Just as starting a playlist on the right note is important, so is ending that playlist perfectly. If I loved my westerns just a little bit less, this playlist would have several more ‘80s power ballads on it. As it stands, I’m ending this one with the awesome Stan Bush song from the 1988 Canon film Bloodsport, starring Jean-Claude Van Damme. Listen. LISTEN. Is this song cheesy? Yes. Is it awesome? YES. I gave up giving a crap a long time ago about whether things were cheesy or not and just paid attention to how they made me feel. This song taps into something inside of me and makes me think that maybe if I try hard enough and do lots of stretches, I can do a full leg split. And that maybe, just MAYBE, I can defend the honor of a fallen friend and beat the guy that killed him. It’s gonna be a fight…a fight to survive! These power ballads and radio rock songs were a dime a dozen during the 1980s, but very few were able to approach the level of mastery achieved by Stan Bush. Now go forth and enjoy Junesploitation!
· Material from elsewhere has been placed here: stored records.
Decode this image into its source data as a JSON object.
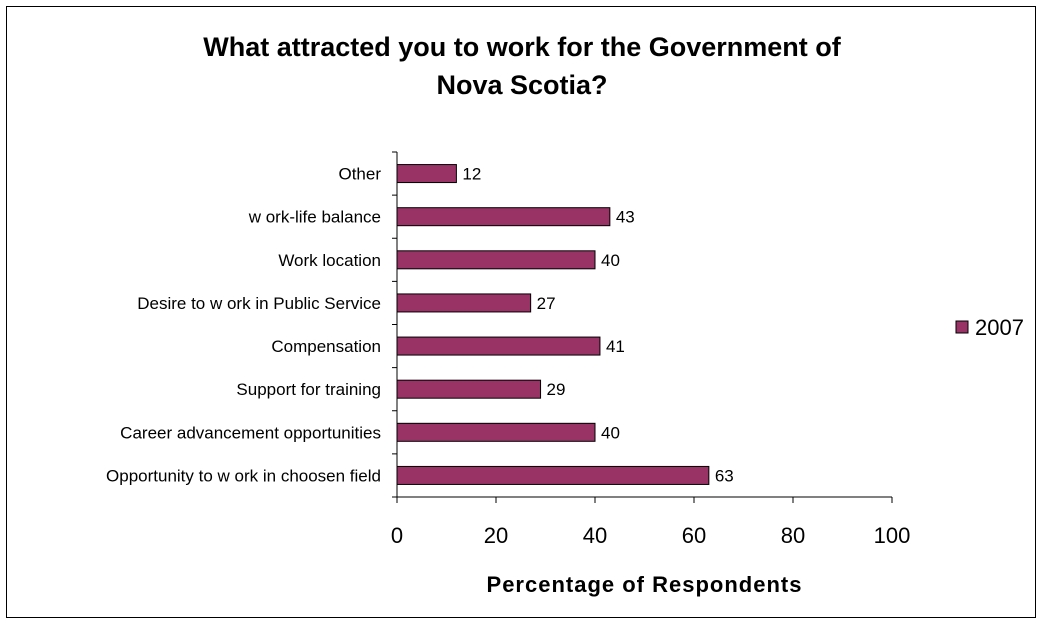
{
  "chart_data": {
    "type": "bar",
    "orientation": "horizontal",
    "title_lines": [
      "What attracted you to work for the Government of",
      "Nova Scotia?"
    ],
    "categories": [
      "Opportunity to w ork in choosen field",
      "Career advancement opportunities",
      "Support for training",
      "Compensation",
      "Desire to w ork in Public Service",
      "Work location",
      "w ork-life balance",
      "Other"
    ],
    "series": [
      {
        "name": "2007",
        "values": [
          63,
          40,
          29,
          41,
          27,
          40,
          43,
          12
        ],
        "color": "#993366"
      }
    ],
    "xlabel": "Percentage of Respondents",
    "xlim": [
      0,
      100
    ],
    "xticks": [
      0,
      20,
      40,
      60,
      80,
      100
    ],
    "grid": false,
    "legend_position": "right"
  }
}
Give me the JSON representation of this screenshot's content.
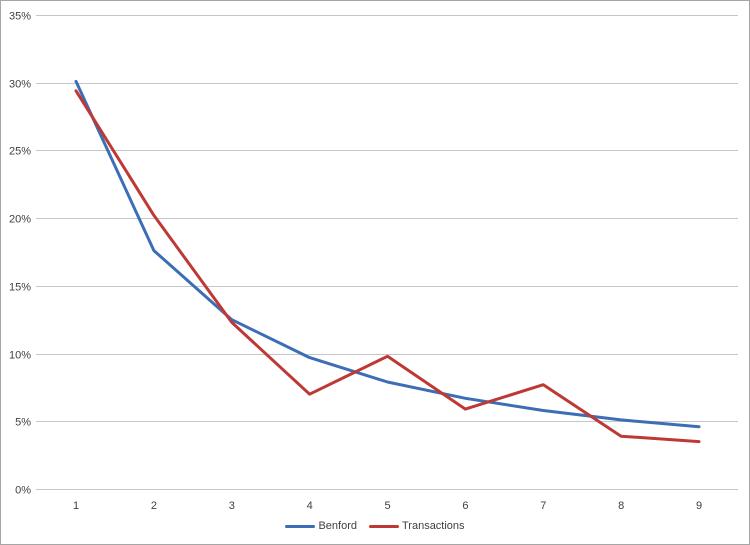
{
  "chart": {
    "background_color": "#ffffff",
    "outer_border_color": "#a6a6a6",
    "gridline_color": "#c6c6c6",
    "axis_line_color": "#c6c6c6",
    "axis_text_color": "#404040"
  },
  "chart_data": {
    "type": "line",
    "title": "",
    "xlabel": "",
    "ylabel": "",
    "categories": [
      "1",
      "2",
      "3",
      "4",
      "5",
      "6",
      "7",
      "8",
      "9"
    ],
    "series": [
      {
        "name": "Benford",
        "color": "#3c6eb5",
        "values": [
          30.1,
          17.6,
          12.5,
          9.7,
          7.9,
          6.7,
          5.8,
          5.1,
          4.6
        ]
      },
      {
        "name": "Transactions",
        "color": "#be3935",
        "values": [
          29.4,
          20.2,
          12.3,
          7.0,
          9.8,
          5.9,
          7.7,
          3.9,
          3.5
        ]
      }
    ],
    "ylim": [
      0,
      35
    ],
    "ytick_step": 5,
    "ytick_labels": [
      "0%",
      "5%",
      "10%",
      "15%",
      "20%",
      "25%",
      "30%",
      "35%"
    ],
    "grid": true,
    "legend_position": "bottom-center"
  }
}
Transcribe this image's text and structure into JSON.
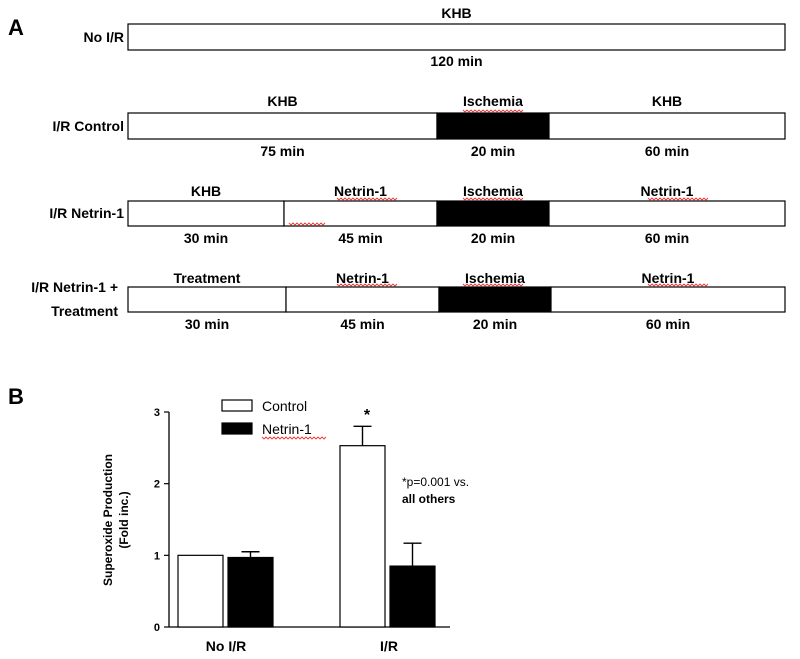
{
  "panel_a_label": "A",
  "panel_b_label": "B",
  "protocols": [
    {
      "label_lines": [
        "No I/R"
      ],
      "segments": [
        {
          "top": "KHB",
          "bottom": "120 min",
          "dark": false
        }
      ]
    },
    {
      "label_lines": [
        "I/R Control"
      ],
      "segments": [
        {
          "top": "KHB",
          "bottom": "75 min",
          "dark": false
        },
        {
          "top": "Ischemia",
          "bottom": "20 min",
          "dark": true
        },
        {
          "top": "KHB",
          "bottom": "60 min",
          "dark": false
        }
      ]
    },
    {
      "label_lines": [
        "I/R Netrin-1"
      ],
      "segments": [
        {
          "top": "KHB",
          "bottom": "30 min",
          "dark": false
        },
        {
          "top": "Netrin-1",
          "bottom": "45 min",
          "dark": false
        },
        {
          "top": "Ischemia",
          "bottom": "20 min",
          "dark": true
        },
        {
          "top": "Netrin-1",
          "bottom": "60 min",
          "dark": false
        }
      ]
    },
    {
      "label_lines": [
        "I/R Netrin-1 +",
        "Treatment"
      ],
      "segments": [
        {
          "top": "Treatment",
          "bottom": "30 min",
          "dark": false
        },
        {
          "top": "Netrin-1",
          "bottom": "45 min",
          "dark": false
        },
        {
          "top": "Ischemia",
          "bottom": "20 min",
          "dark": true
        },
        {
          "top": "Netrin-1",
          "bottom": "60 min",
          "dark": false
        }
      ]
    }
  ],
  "chart_data": {
    "type": "bar",
    "categories": [
      "No I/R",
      "I/R"
    ],
    "series": [
      {
        "name": "Control",
        "values": [
          1.0,
          2.53
        ],
        "errors": [
          0,
          0.27
        ],
        "color": "#ffffff"
      },
      {
        "name": "Netrin-1",
        "values": [
          0.97,
          0.85
        ],
        "errors": [
          0.08,
          0.32
        ],
        "color": "#000000"
      }
    ],
    "ylabel_lines": [
      "Superoxide Production",
      "(Fold inc.)"
    ],
    "ylim": [
      0,
      3
    ],
    "yticks": [
      "0",
      "1",
      "2",
      "3"
    ],
    "legend_position": "top-left",
    "significance_marker": "*",
    "annotation_lines": [
      "*p=0.001 vs.",
      "all others"
    ]
  }
}
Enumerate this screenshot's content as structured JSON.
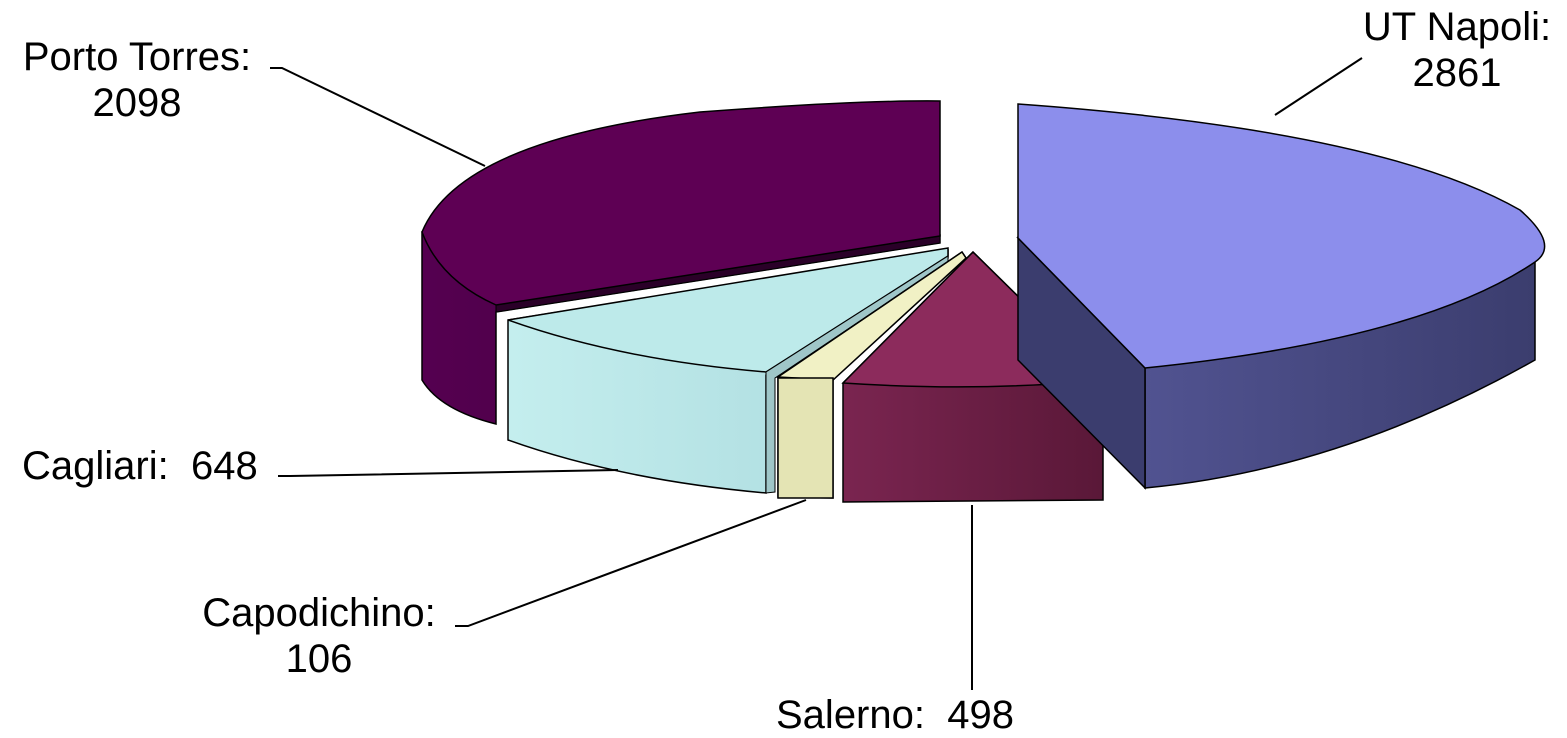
{
  "chart_data": {
    "type": "pie",
    "style": "3d-exploded",
    "slices": [
      {
        "label": "UT Napoli:",
        "value": 2861,
        "color": "#8c8eec"
      },
      {
        "label": "Salerno:",
        "value": 498,
        "color": "#8c2b5c"
      },
      {
        "label": "Capodichino:",
        "value": 106,
        "color": "#f1f1c5"
      },
      {
        "label": "Cagliari:",
        "value": 648,
        "color": "#bdeaea"
      },
      {
        "label": "Porto Torres:",
        "value": 2098,
        "color": "#5e0054"
      }
    ],
    "legend": "none",
    "data_labels": "outside-with-leader-lines"
  }
}
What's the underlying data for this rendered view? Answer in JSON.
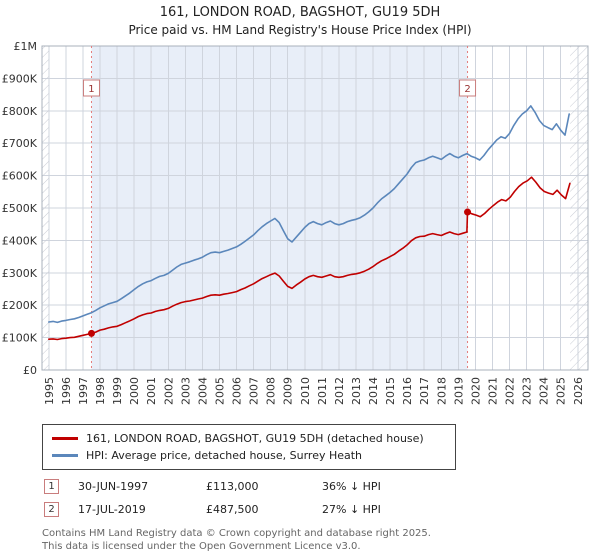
{
  "header": {
    "title": "161, LONDON ROAD, BAGSHOT, GU19 5DH",
    "subtitle": "Price paid vs. HM Land Registry's House Price Index (HPI)"
  },
  "chart_data": {
    "type": "line",
    "x_min": 1994.6,
    "x_max": 2026.6,
    "ylim": [
      0,
      1000000
    ],
    "unit": 1000,
    "data_start": 1995.0,
    "data_end": 2025.55,
    "shade_color": "#e8eef8",
    "y_ticks": [
      "£0",
      "£100K",
      "£200K",
      "£300K",
      "£400K",
      "£500K",
      "£600K",
      "£700K",
      "£800K",
      "£900K",
      "£1M"
    ],
    "x_ticks": [
      1995,
      1996,
      1997,
      1998,
      1999,
      2000,
      2001,
      2002,
      2003,
      2004,
      2005,
      2006,
      2007,
      2008,
      2009,
      2010,
      2011,
      2012,
      2013,
      2014,
      2015,
      2016,
      2017,
      2018,
      2019,
      2020,
      2021,
      2022,
      2023,
      2024,
      2025,
      2026
    ],
    "series": [
      {
        "name": "161, LONDON ROAD, BAGSHOT, GU19 5DH (detached house)",
        "color": "#c00000",
        "segments": [
          {
            "x_start": 1995.0,
            "x_step": 0.25,
            "values": [
              95,
              96,
              94,
              97,
              98,
              100,
              101,
              104,
              107,
              110,
              113,
              117,
              123,
              126,
              130,
              133,
              135,
              140,
              146,
              152,
              158,
              165,
              170,
              174,
              176,
              181,
              184,
              186,
              190,
              197,
              203,
              208,
              211,
              213,
              216,
              219,
              222,
              227,
              231,
              232,
              231,
              234,
              236,
              239,
              242,
              248,
              253,
              260,
              266,
              274,
              282,
              288,
              294,
              299,
              290,
              274,
              258,
              252,
              262,
              271,
              281,
              288,
              292,
              288,
              286,
              290,
              294,
              288,
              286,
              288,
              292,
              295,
              297,
              300,
              305,
              311,
              319,
              329,
              337,
              343,
              350,
              357,
              367,
              376,
              386,
              399,
              408,
              412,
              413,
              418,
              421,
              418,
              415,
              421,
              426,
              421,
              418,
              422,
              426
            ]
          },
          {
            "x_start": 2019.54,
            "x_step": 0.25,
            "values": [
              487.5,
              482,
              478,
              473,
              483,
              496,
              507,
              518,
              526,
              522,
              533,
              551,
              566,
              577,
              584,
              595,
              580,
              562,
              551,
              546,
              542,
              555,
              540,
              529,
              576
            ]
          }
        ]
      },
      {
        "name": "HPI: Average price, detached house, Surrey Heath",
        "color": "#5b87bb",
        "segments": [
          {
            "x_start": 1995.0,
            "x_step": 0.25,
            "values": [
              148,
              150,
              147,
              151,
              153,
              156,
              158,
              162,
              167,
              172,
              177,
              184,
              192,
              198,
              204,
              208,
              212,
              220,
              229,
              238,
              248,
              258,
              266,
              272,
              276,
              283,
              289,
              292,
              298,
              308,
              318,
              326,
              330,
              334,
              339,
              343,
              348,
              356,
              362,
              364,
              362,
              366,
              370,
              375,
              380,
              388,
              397,
              407,
              417,
              430,
              442,
              452,
              460,
              468,
              455,
              430,
              405,
              395,
              410,
              425,
              440,
              452,
              458,
              452,
              448,
              455,
              460,
              452,
              448,
              452,
              458,
              462,
              465,
              470,
              478,
              488,
              500,
              515,
              528,
              538,
              548,
              560,
              575,
              590,
              605,
              625,
              640,
              645,
              648,
              655,
              660,
              655,
              650,
              660,
              668,
              660,
              655,
              662,
              668,
              660,
              655,
              648,
              662,
              680,
              695,
              710,
              720,
              715,
              730,
              755,
              775,
              790,
              800,
              815,
              795,
              770,
              755,
              748,
              742,
              760,
              740,
              725,
              790
            ]
          }
        ]
      }
    ],
    "markers": [
      {
        "label": "1",
        "x": 1997.5,
        "y": 113000
      },
      {
        "label": "2",
        "x": 2019.54,
        "y": 487500
      }
    ]
  },
  "legend": {
    "items": [
      {
        "label": "161, LONDON ROAD, BAGSHOT, GU19 5DH (detached house)"
      },
      {
        "label": "HPI: Average price, detached house, Surrey Heath"
      }
    ]
  },
  "annotations": [
    {
      "num": "1",
      "date": "30-JUN-1997",
      "price": "£113,000",
      "vs_hpi": "36% ↓ HPI"
    },
    {
      "num": "2",
      "date": "17-JUL-2019",
      "price": "£487,500",
      "vs_hpi": "27% ↓ HPI"
    }
  ],
  "footer": {
    "line1": "Contains HM Land Registry data © Crown copyright and database right 2025.",
    "line2": "This data is licensed under the Open Government Licence v3.0."
  }
}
  1. I also started compiling a playlist of tracks from movies I've seen this June. The highlights include Carpenter's The Fog Theme, the Predator Theme, some Eric Serra from Nikita, Coffy Is the Color, the Commando end credits song, assorted tracks from the Turbo Kid soundtrack and Don't Let Go from Creepshow.

  2. I love your articles Heath. Keep up the good work.

    I didn't technically see Truck Turner this June, but I listen to the soundtrack in my car all the time. Since Isaac Hayes stars in the movie the theme song is Hayes' writing an even MORE bad-ass theme for himself. The funk guitar line is relentless and Hayes rap bragging about how awesome he is is terrific and terrifically absurd. It's one of my favorite themes.

  3. I feel like Tarantino is the only filmmaker who gets away with re-appropriating music in the ways you're talking about. Are there any other mainstream filmmakers who even try it?

  4. Two Mules for Sister Sara is one of those weird but really cool movies that sort of got lost in Eastwood's other filmography. I just happened to watch it alot as a kid because my grandfather liked it. I'm not sure if it qualifies as exploitation either, but it is definitely a different kind of Western, and it gets progressively trashier as it nears the ending.